Headlight Anthology

a student-run journal

foreword

by Joshua Knelman

Some things hadn’t changed. We were still trying to carve out lives as writers, still meeting every once in awhile at a bar to raise a glass and talk shop. His publisher these days is Random House Canada, but I have the honour of being his first, in Headlight.

I met Shaughnessy Bishop-Stall more than a decade ago at Concordia’s Creative Writing program. Back then Shaughnessy studied martial arts and wore a white-tank top to class some days. He had edge, and a boyish smile to soften it. That was 1998, before most students had cell phones. I didn’t have an email account. Every week we met in small workshops, praising and trashing our early efforts at writing. There was always a group within the group, and they gathered to do more praising and trashing at the bar.

When we met, Shaughnessy was working on a novel called Prowling Room. It is a great title, so it got stuck in my mind. He never published it. There were many short stories, novels, and poems written by students I met, works that never saw the eyes of an editor or the inside of a bookstore.

The first edition of Headlight had an editorial board of 7 students, an advisory professor—Terence Byrnes—and showcased the work of 20 writers at Concordia. At that time, there was no anthology that published the work of students at Canada’s most celebrated creative writing program. We printed up posters with a call for submissions and plastered them around the English Department, not knowing if anyone would send anything in. We didn’t even have money to print a book, although a few grant applications were pending. Later, we received a grand total of $4,000 from the Student Union, the Alumni Association, the English Department, and the Dean of Students. By then the little box in the English Department had started to fill up. It was exciting to us. We argued about what was bad and what was good, like real editors.

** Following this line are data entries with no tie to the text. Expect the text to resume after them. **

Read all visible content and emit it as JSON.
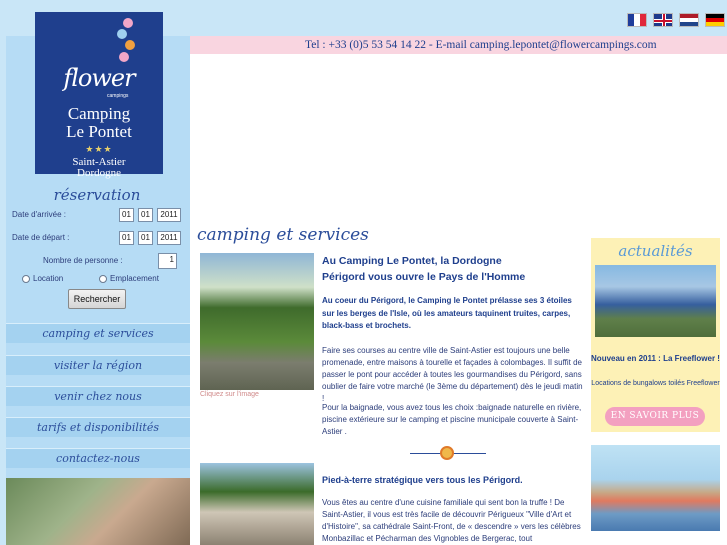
{
  "languages": [
    "Français",
    "English",
    "Nederlands",
    "Deutsch"
  ],
  "logo": {
    "brand": "flower",
    "tagline": "campings",
    "title_line1": "Camping",
    "title_line2": "Le Pontet",
    "stars": "★★★",
    "sub_line1": "Saint-Astier",
    "sub_line2": "Dordogne"
  },
  "contact": {
    "text": "Tel : +33 (0)5 53 54 14 22 - E-mail camping.lepontet@flowercampings.com"
  },
  "reservation": {
    "title": "réservation",
    "arrival_label": "Date d'arrivée :",
    "departure_label": "Date de départ :",
    "arrival": {
      "day": "01",
      "month": "01",
      "year": "2011"
    },
    "departure": {
      "day": "01",
      "month": "01",
      "year": "2011"
    },
    "persons_label": "Nombre de personne :",
    "persons_value": "1",
    "option_location": "Location",
    "option_emplacement": "Emplacement",
    "search_button": "Rechercher"
  },
  "nav": [
    "camping et services",
    "visiter la région",
    "venir chez nous",
    "tarifs et disponibilités",
    "contactez-nous"
  ],
  "main": {
    "section_title": "camping et services",
    "photo_caption": "Cliquez sur l'image",
    "heading_line1": "Au Camping Le Pontet, la Dordogne",
    "heading_line2": "Périgord vous ouvre le Pays de l'Homme",
    "intro": "Au coeur du Périgord, le Camping le Pontet prélasse ses 3 étoiles sur les berges de l'Isle, où les amateurs taquinent truites, carpes, black-bass et brochets.",
    "body1": "Faire ses courses au centre ville de Saint-Astier est toujours une belle promenade, entre maisons à tourelle et façades à colombages. Il suffit de passer le pont pour accéder à toutes les gourmandises du Périgord, sans oublier de faire votre marché (le 3ème du département) dès le jeudi matin !",
    "body2": "Pour la baignade, vous avez tous les choix :baignade naturelle en rivière, piscine extérieure sur le camping et piscine municipale couverte à  Saint-Astier .",
    "heading2": "Pied-à-terre stratégique vers tous les Périgord.",
    "body3": "Vous êtes au centre d'une cuisine familiale qui sent bon la truffe ! De Saint-Astier, il vous est très facile de découvrir Périgueux \"Ville d'Art et d'Histoire\", sa cathédrale Saint-Front, de « descendre » vers les célèbres Monbazillac et Pécharman des Vignobles de Bergerac, tout"
  },
  "news": {
    "title": "actualités",
    "heading": "Nouveau en 2011 : La Freeflower !",
    "text": "Locations de bungalows toilés Freeflower",
    "button": "EN SAVOIR PLUS"
  }
}
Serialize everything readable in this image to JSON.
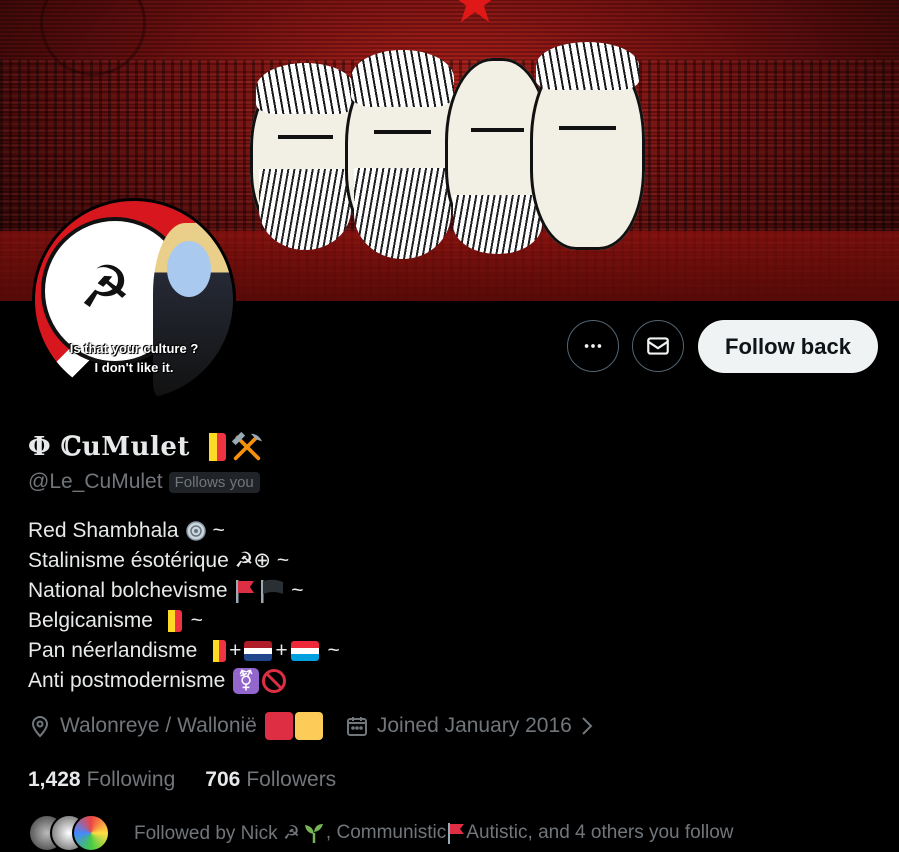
{
  "avatar": {
    "caption_line1": "Is that your culture ?",
    "caption_line2": "I don't like it."
  },
  "actions": {
    "more_icon": "more-horizontal-icon",
    "message_icon": "envelope-icon",
    "follow_back_label": "Follow back"
  },
  "profile": {
    "display_name": "Φ ℂuMulet",
    "handle": "@Le_CuMulet",
    "follows_you_badge": "Follows you"
  },
  "bio": {
    "line1": "Red Shambhala",
    "line1_tail": " ~",
    "line2": "Stalinisme ésotérique ☭⊕",
    "line2_tail": " ~",
    "line3": "National bolchevisme ",
    "line3_tail": " ~",
    "line4": "Belgicanisme ",
    "line4_tail": " ~",
    "line5": "Pan néerlandisme ",
    "plus": "+",
    "line5_tail": " ~",
    "line6": "Anti postmodernisme "
  },
  "meta": {
    "location": "Walonreye / Wallonië",
    "joined": "Joined January 2016"
  },
  "stats": {
    "following_count": "1,428",
    "following_label": "Following",
    "followers_count": "706",
    "followers_label": "Followers"
  },
  "followed_by": {
    "text_a": "Followed by Nick ☭",
    "text_b": ", Communistic ",
    "text_c": "Autistic, and 4 others you follow"
  },
  "colors": {
    "belgium_black": "#000000",
    "belgium_yellow": "#fdda24",
    "belgium_red": "#ef3340",
    "wallonia_red": "#dd2e44",
    "wallonia_yellow": "#fdcb58",
    "button_bg": "#eff3f4"
  }
}
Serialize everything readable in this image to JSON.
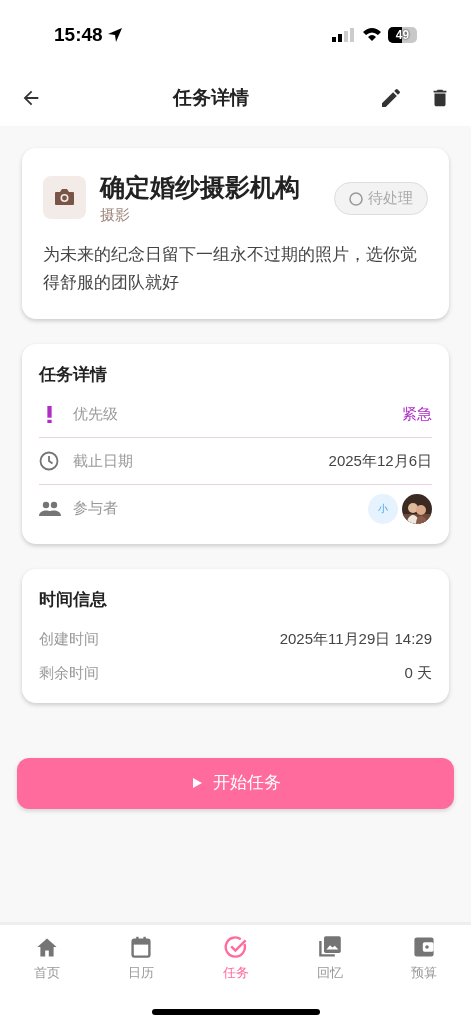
{
  "status_bar": {
    "time": "15:48",
    "battery": "49"
  },
  "header": {
    "title": "任务详情"
  },
  "task": {
    "title": "确定婚纱摄影机构",
    "category": "摄影",
    "status": "待处理",
    "description": "为未来的纪念日留下一组永不过期的照片，选你觉得舒服的团队就好"
  },
  "details": {
    "title": "任务详情",
    "rows": [
      {
        "kind": "priority",
        "label": "优先级",
        "value": "紧急",
        "color": "#b02cc5"
      },
      {
        "kind": "date",
        "label": "截止日期",
        "value": "2025年12月6日"
      },
      {
        "kind": "participants",
        "label": "参与者",
        "avatars": [
          {
            "kind": "initial",
            "text": "小"
          },
          {
            "kind": "picture"
          }
        ]
      }
    ]
  },
  "time_info": {
    "title": "时间信息",
    "rows": [
      {
        "label": "创建时间",
        "value": "2025年11月29日 14:29"
      },
      {
        "label": "剩余时间",
        "value": "0 天"
      }
    ]
  },
  "start_button": {
    "label": "开始任务"
  },
  "tabs": [
    {
      "kind": "home",
      "label": "首页",
      "selected": false
    },
    {
      "kind": "calendar",
      "label": "日历",
      "selected": false
    },
    {
      "kind": "tasks",
      "label": "任务",
      "selected": true
    },
    {
      "kind": "memories",
      "label": "回忆",
      "selected": false
    },
    {
      "kind": "budget",
      "label": "预算",
      "selected": false
    }
  ]
}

The editorial board came to blows over one short story, because it featured teenage boys at a strip club. Was Headlight saying it was a good idea to go to a strip club? Did the story glorify strippers? This was a tense debate that lasted for two hours. We took a vote: 3 editors against, 4 editors in favour. The story was published. It was called “Three Songs Long,” written by Jonathan Goldstein.

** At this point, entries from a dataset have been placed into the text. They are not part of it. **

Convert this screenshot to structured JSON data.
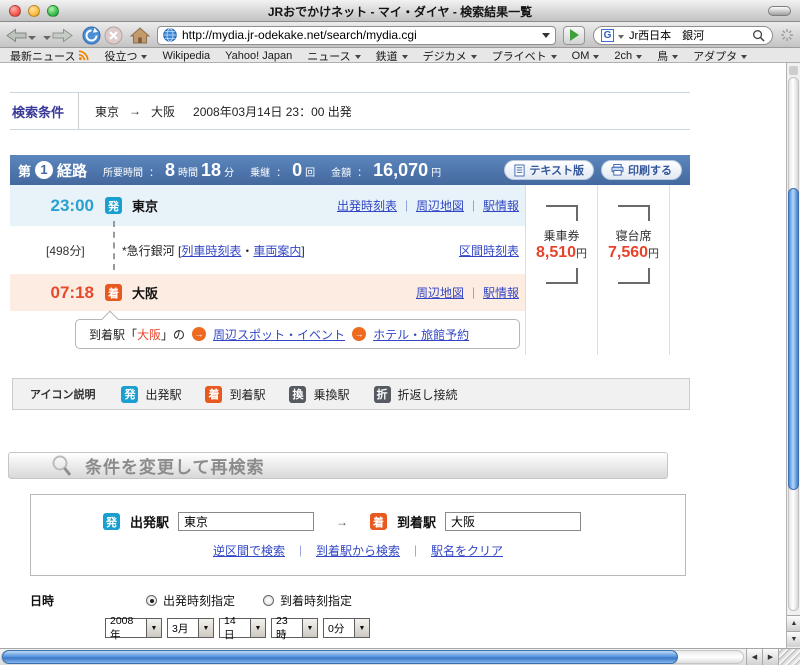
{
  "ui": {
    "menu_arrow": "▼",
    "select_arrow": "▼",
    "scroll_up": "▲",
    "scroll_down": "▼",
    "scroll_left": "◀",
    "scroll_right": "▶",
    "sep": "｜",
    "colon": "：",
    "circle_arrow": "→"
  },
  "window": {
    "title": "JRおでかけネット - マイ・ダイヤ - 検索結果一覧"
  },
  "toolbar": {
    "url": "http://mydia.jr-odekake.net/search/mydia.cgi",
    "search_engine": "G",
    "search_value": "Jr西日本　銀河"
  },
  "bookmarks": [
    {
      "label": "最新ニュース"
    },
    {
      "label": "役立つ",
      "menu": true
    },
    {
      "label": "Wikipedia"
    },
    {
      "label": "Yahoo! Japan"
    },
    {
      "label": "ニュース",
      "menu": true
    },
    {
      "label": "鉄道",
      "menu": true
    },
    {
      "label": "デジカメ",
      "menu": true
    },
    {
      "label": "プライベト",
      "menu": true
    },
    {
      "label": "OM",
      "menu": true
    },
    {
      "label": "2ch",
      "menu": true
    },
    {
      "label": "鳥",
      "menu": true
    },
    {
      "label": "アダプタ",
      "menu": true
    }
  ],
  "search_conditions": {
    "label": "検索条件",
    "from": "東京",
    "arrow": "→",
    "to": "大阪",
    "datetime": "2008年03月14日 23：00 出発"
  },
  "route_header": {
    "prefix": "第",
    "number": "1",
    "suffix": "経路",
    "duration_label": "所要時間",
    "hours": "8",
    "hours_unit": "時間",
    "minutes": "18",
    "minutes_unit": "分",
    "transfers_label": "乗継",
    "transfers": "0",
    "transfers_unit": "回",
    "amount_label": "金額",
    "amount": "16,070",
    "amount_unit": "円",
    "text_button": "テキスト版",
    "print_button": "印刷する"
  },
  "route": {
    "departure": {
      "time": "23:00",
      "badge": "発",
      "station": "東京",
      "links": [
        "出発時刻表",
        "周辺地図",
        "駅情報"
      ]
    },
    "segment": {
      "duration": "[498分]",
      "train_name": "*急行銀河",
      "bracket_open": "[",
      "links": [
        "列車時刻表",
        "車両案内"
      ],
      "link_sep": "・",
      "bracket_close": "]",
      "right_link": "区間時刻表"
    },
    "arrival": {
      "time": "07:18",
      "badge": "着",
      "station": "大阪",
      "links": [
        "周辺地図",
        "駅情報"
      ]
    }
  },
  "fares": [
    {
      "label": "乗車券",
      "price": "8,510",
      "unit": "円"
    },
    {
      "label": "寝台席",
      "price": "7,560",
      "unit": "円"
    }
  ],
  "arrival_bubble": {
    "prefix": "到着駅「",
    "station": "大阪",
    "suffix": "」の",
    "links": [
      "周辺スポット・イベント",
      "ホテル・旅館予約"
    ]
  },
  "legend": {
    "label": "アイコン説明",
    "items": [
      {
        "badge": "発",
        "label": "出発駅"
      },
      {
        "badge": "着",
        "label": "到着駅"
      },
      {
        "badge": "換",
        "label": "乗換駅"
      },
      {
        "badge": "折",
        "label": "折返し接続"
      }
    ]
  },
  "research": {
    "title": "条件を変更して再検索",
    "from_badge": "発",
    "from_label": "出発駅",
    "from_value": "東京",
    "arrow": "→",
    "to_badge": "着",
    "to_label": "到着駅",
    "to_value": "大阪",
    "links": [
      "逆区間で検索",
      "到着駅から検索",
      "駅名をクリア"
    ]
  },
  "datetime_form": {
    "label": "日時",
    "radio_depart": "出発時刻指定",
    "radio_arrive": "到着時刻指定",
    "selected": "depart",
    "selects": [
      "2008年",
      "3月",
      "14日",
      "23時",
      "0分"
    ]
  },
  "colors": {
    "header_blue": "#44699f",
    "depart_badge": "#1a9fd0",
    "arrive_badge": "#e7591f",
    "neutral_badge": "#565a61",
    "depart_time": "#2aa0cf",
    "arrive_time": "#e8492b",
    "price_red": "#e8432a",
    "link_blue": "#3347c6",
    "depart_row_bg": "#e7f3f9",
    "arrive_row_bg": "#fdece1"
  }
}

Recently Jonathan published a book of short stories to much acclaim, called Ladies and Gentlemen, The Bible! I tried to attend his book launch but was turned away at the door. It was over-capacity.

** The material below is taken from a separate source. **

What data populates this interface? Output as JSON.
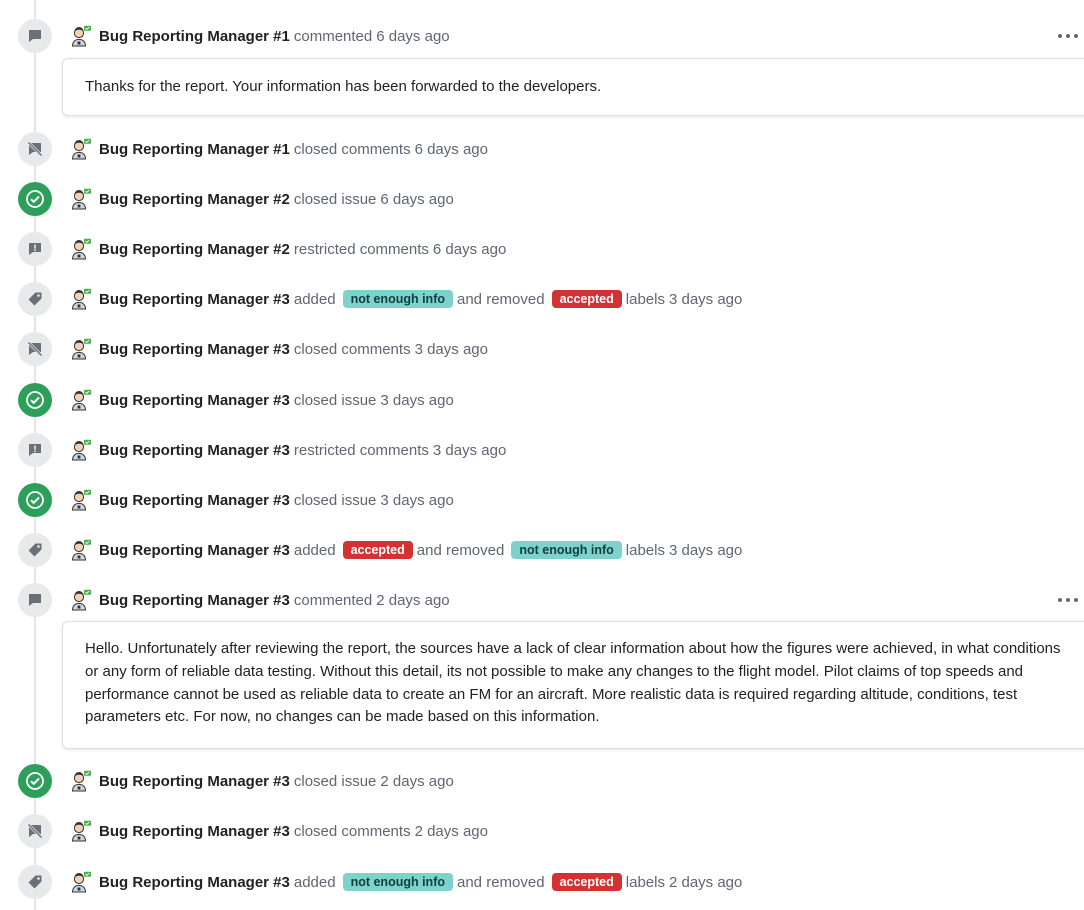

Jonathan isn’t the only creative writing student from those first few anthologies to publish. Others followed, including Ibi Kaslik, whose first novel, Skinny, garnered much praise. Her second novel, The Angel Riots, was nominated for Ontario’s Trillium Award in 2009. For most of these writers, Headlight was the first experience of being published. The anthology didn’t make them famous or rich, but maybe having their work hand-picked by editors and frozen on a page for all to read made the experience of writing more real to them.

The introduction to the first edition was written by Carmine Starnino, a graduate of Creative Writing. I heard Carmine before I met him. He came to our poetry workshop and read. I remember thinking: wow, this man is a beautiful poet. Carmine wrote an eloquent, sparse introduction in 1998, for free. We were thrilled.

This past fall Carmine came to Toronto to launch his new book This Way Out. Later, we walked up Yonge Street together. He was pushing his son in a stroller. Carmine has large, almost-black eyes, and they reflected the sprawl of glowing billboards above us. I asked him, “When you spend all this time writing and are paid little to do it, do you feel like it’s worth it?” Carmine smiled. “Sometimes I have to remind myself. I guess the truth is that I don’t think I could stop.”

A few months later Shaughnessy and I raised a glass. He wears a beard now, but he still possesses the boyish smile. After graduating from Concordia in 2000, he’d moved to Toronto and written a non-fiction book about living in a homeless settlement on the edge of the city: Down To This. It was two years of work, and received strong reviews. Then he began writing something he’d wanted to do since we’d met: a novel. He started in 2005. It took him 5 years to finish. Ghosted is due out around the same time as this anthology, and has been picked up by a publisher in the US.

Headlight was born out of a desire to help talented young writers be acknowledged as professionals, worthy of being published and praised for their craft. To all the writers featured in this edition of Headlight, number 13, I give a steep bow.